PL-NMF: Parallel Locality-Optimized Non-negative Matrix Factorization
This work addresses the compute-intensive nature of NMF applications like topic modeling and bioinformatics, offering incremental improvements in parallel efficiency for researchers and practitioners in these domains.
The paper tackled the performance bottleneck in parallel Non-negative Matrix Factorization (NMF) by developing a new algorithm, PL-NMF, that optimizes data locality, resulting in significant performance improvements over existing state-of-the-art parallel NMF algorithms on multi-core CPUs and GPUs.
Non-negative Matrix Factorization (NMF) is a key kernel for unsupervised dimension reduction used in a wide range of applications, including topic modeling, recommender systems and bioinformatics. Due to the compute-intensive nature of applications that must perform repeated NMF, several parallel implementations have been developed in the past.

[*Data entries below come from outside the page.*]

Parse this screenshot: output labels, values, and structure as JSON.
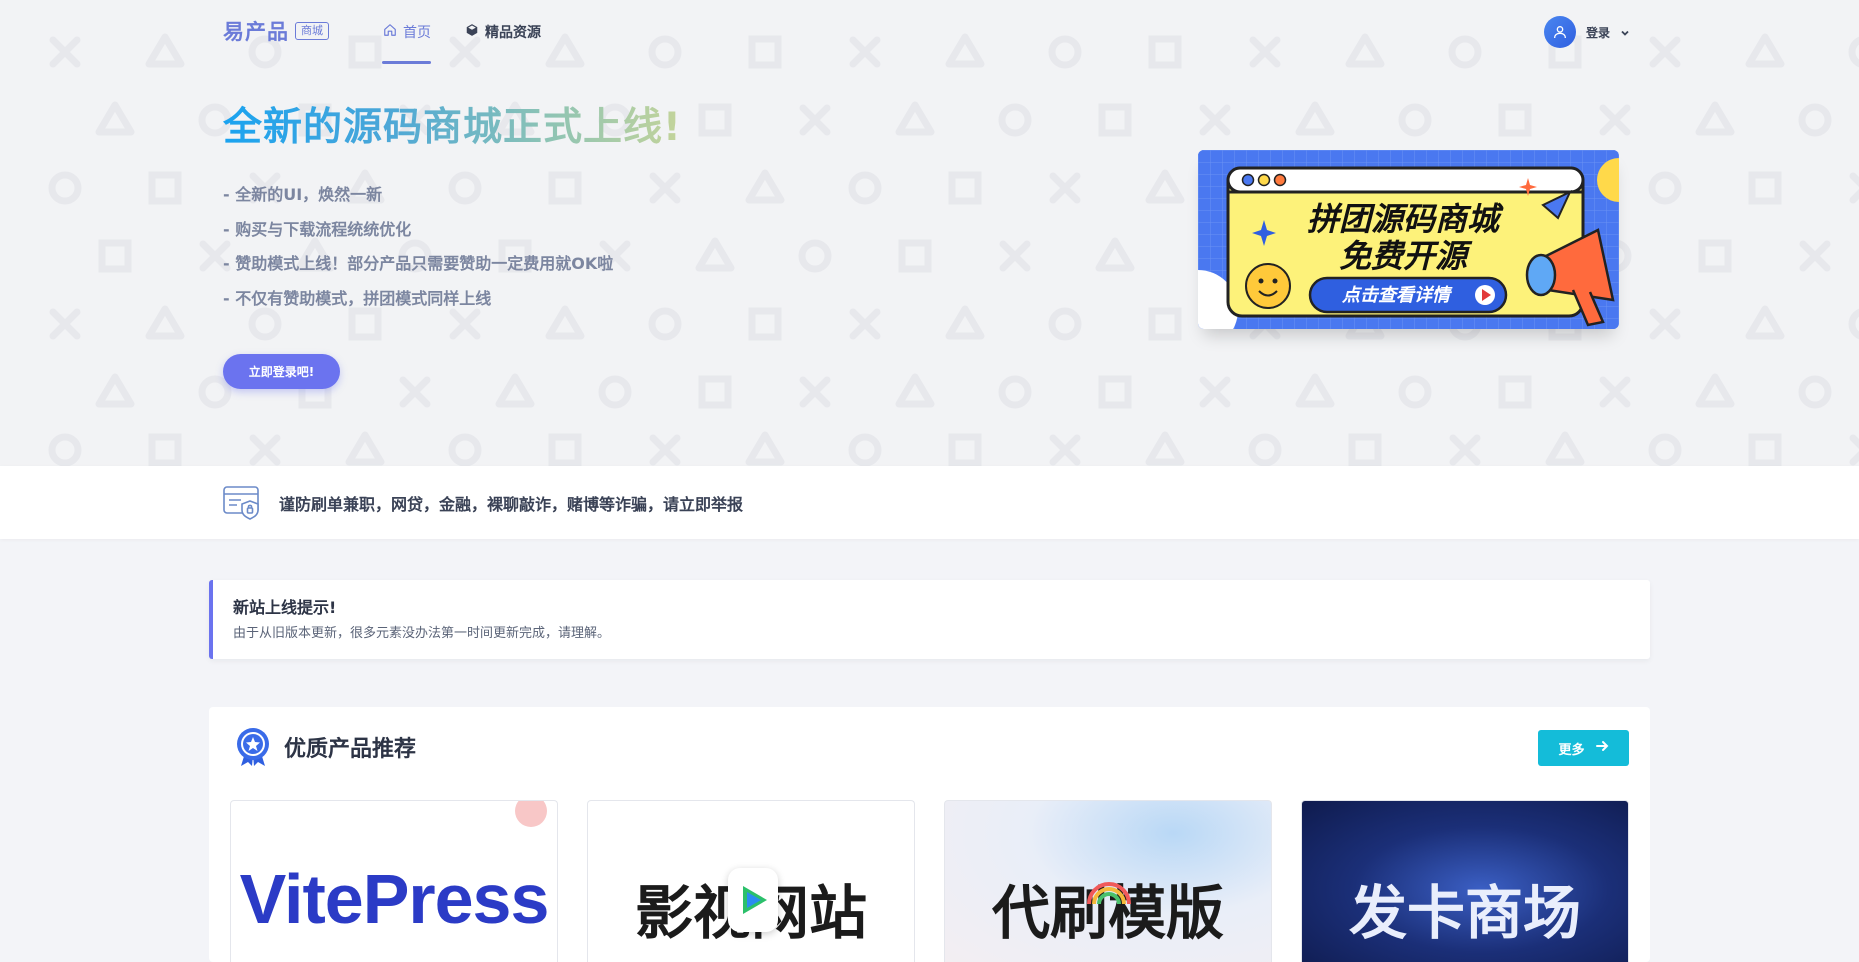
{
  "nav": {
    "brand": "易产品",
    "brand_badge": "商城",
    "items": [
      {
        "label": "首页",
        "icon": "home-icon",
        "active": true
      },
      {
        "label": "精品资源",
        "icon": "cube-icon",
        "active": false
      }
    ],
    "login_label": "登录"
  },
  "hero": {
    "title": "全新的源码商城正式上线!",
    "features": [
      "- 全新的UI，焕然一新",
      "- 购买与下载流程统统优化",
      "- 赞助模式上线！部分产品只需要赞助一定费用就OK啦",
      "- 不仅有赞助模式，拼团模式同样上线"
    ],
    "cta_label": "立即登录吧!",
    "banner": {
      "line1": "拼团源码商城",
      "line2": "免费开源",
      "button": "点击查看详情"
    }
  },
  "notice": {
    "text": "谨防刷单兼职，网贷，金融，裸聊敲诈，赌博等诈骗，请立即举报"
  },
  "alert": {
    "title": "新站上线提示!",
    "body": "由于从旧版本更新，很多元素没办法第一时间更新完成，请理解。"
  },
  "products": {
    "title": "优质产品推荐",
    "more_label": "更多",
    "cards": [
      {
        "text": "VitePress"
      },
      {
        "text": "影视网站"
      },
      {
        "text": "代刷模版"
      },
      {
        "text": "发卡商场"
      }
    ]
  },
  "colors": {
    "accent": "#6b73ef",
    "brand": "#6b7bd8",
    "more_button": "#14bcd9"
  }
}
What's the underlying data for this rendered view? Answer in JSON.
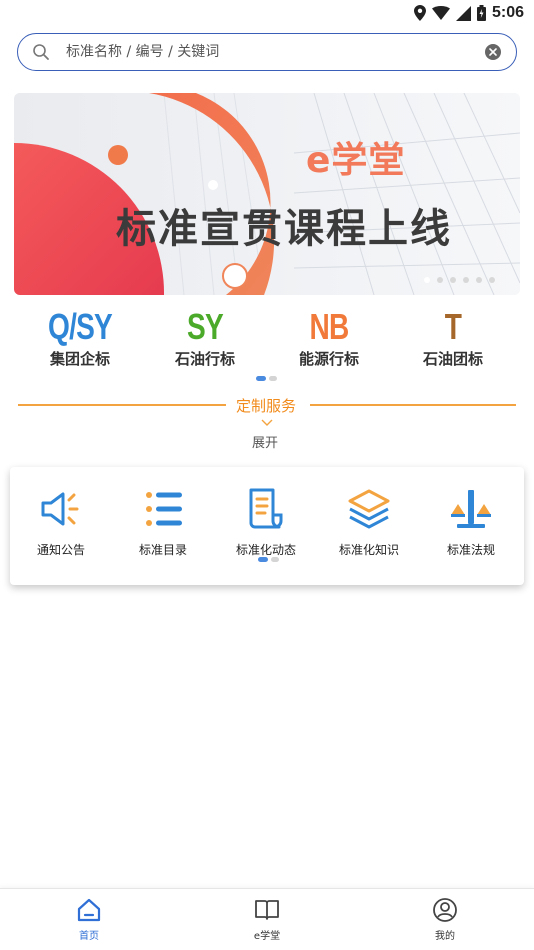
{
  "status_bar": {
    "time": "5:06"
  },
  "search": {
    "placeholder": "标准名称 / 编号 / 关键词"
  },
  "banner": {
    "brand": "e学堂",
    "title": "标准宣贯课程上线",
    "slides": 6,
    "active_slide": 1
  },
  "categories": [
    {
      "code": "Q/SY",
      "label": "集团企标",
      "color": "#2f86d6"
    },
    {
      "code": "SY",
      "label": "石油行标",
      "color": "#4caa2a"
    },
    {
      "code": "NB",
      "label": "能源行标",
      "color": "#f17a3a"
    },
    {
      "code": "T",
      "label": "石油团标",
      "color": "#a5672a"
    }
  ],
  "service": {
    "title": "定制服务",
    "expand": "展开"
  },
  "functions": [
    {
      "label": "通知公告",
      "icon": "megaphone-icon"
    },
    {
      "label": "标准目录",
      "icon": "list-icon"
    },
    {
      "label": "标准化动态",
      "icon": "document-icon"
    },
    {
      "label": "标准化知识",
      "icon": "layers-icon"
    },
    {
      "label": "标准法规",
      "icon": "scale-icon"
    }
  ],
  "bottom_nav": [
    {
      "label": "首页",
      "icon": "home-icon",
      "active": true
    },
    {
      "label": "e学堂",
      "icon": "book-icon",
      "active": false
    },
    {
      "label": "我的",
      "icon": "user-icon",
      "active": false
    }
  ],
  "colors": {
    "accent": "#2f6fd6",
    "orange": "#f18b1c"
  }
}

However, existing parallel NMF algorithms have not addressed data locality optimizations, which are critical for high performance since data movement costs greatly exceed the cost of arithmetic/logic operations on current computer systems. In this paper, we devise a parallel NMF algorithm based on the HALS (Hierarchical Alternating Least Squares) scheme that incorporates algorithmic transformations to enhance data locality. Efficient realizations of the algorithm on multi-core CPUs and GPUs are developed, demonstrating significant performance improvement over existing state-of-the-art parallel NMF algorithms.